4.7 Invisible Hand and Problems with Global Trade


The problem that faced Smith's Free Market system was that Britain, like most other nations, was still practicing an economic system called "mercantilism", which meant that a country could attain growth and prosperity by selling more of its products while not importing goods from elsewhere. Britain could obtain raw goods from its colonies, manufacture them in Britain, and then ship them back to be sold in the colonies.


The problem was that trade growth was limited.

For Smith, however, the invisible hand was the mechanism that should be used to allow economies to grow. Manufacturers who wanted to sell more would have to hire workers to produce more. This would make more of the product available and increase demand. If more then one manufacturer made the product, competition would exist between the two, and this would ensure that better products would be made and higher salaries paid for skilled workers. A market left to operate under this principal was called a free market, and the invisible hand would drive it. If, however, the manufacturer was told how to sell his product, like in a command economy as proposed by Karl Marx, the invisible hand would not work.

Global Free Trade


In colonial times, the imperial powers had much control over how trade occurred. Trade was not "open" or "free". In fact, it was very controlled to maintain the wealth and power of the rich countries and their citizens. Although trade with the colonies did provide for an exchange of wealth among nations, the way trade was managed benefitted the already wealthy nations far more than it benefitted other nations.
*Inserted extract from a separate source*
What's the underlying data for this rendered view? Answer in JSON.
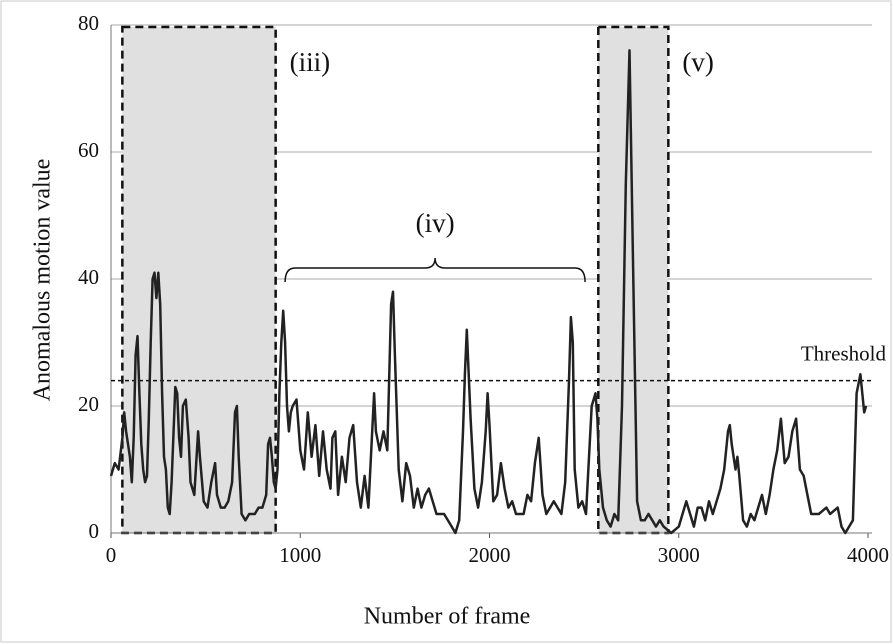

For example, the inventions of the Industrial Revolution created the technology to make Britain efficient at making textiles in factories. Britain's colonies in India provided the raw material of cotton. Transportation technology allowed them to ship their textiles all over the world. Textiles were traded along with other manufactured goods in marketplaces all around the globe.


Today, the trade of raw materials for manufactured goods occurs between Canada and other countries. For example, Alberta has become rich because of abundant oil and gas resources. In effect, Alberta sells oil and gas produced by the workers in this province. With their wages and investment in extraction, manufacturing, and service industries, people buy cars, stereos, computers, and Christmas tree ornamentsβ€”all things not produced in Alberta. The difference between now and then is that the colonies did not have a choice about who they could sell their products to and who they could buy them from. In today's globalized world, our main trading partner may be the United States, but we also trade with countries all over the world.

Quotas, tariffs, and dumping are ways in which a more powerful nation can exert control over a less powerful nation. They are all elements of protectionism. That is, they protect the industries of the powerful nation and stand in the way of free trade.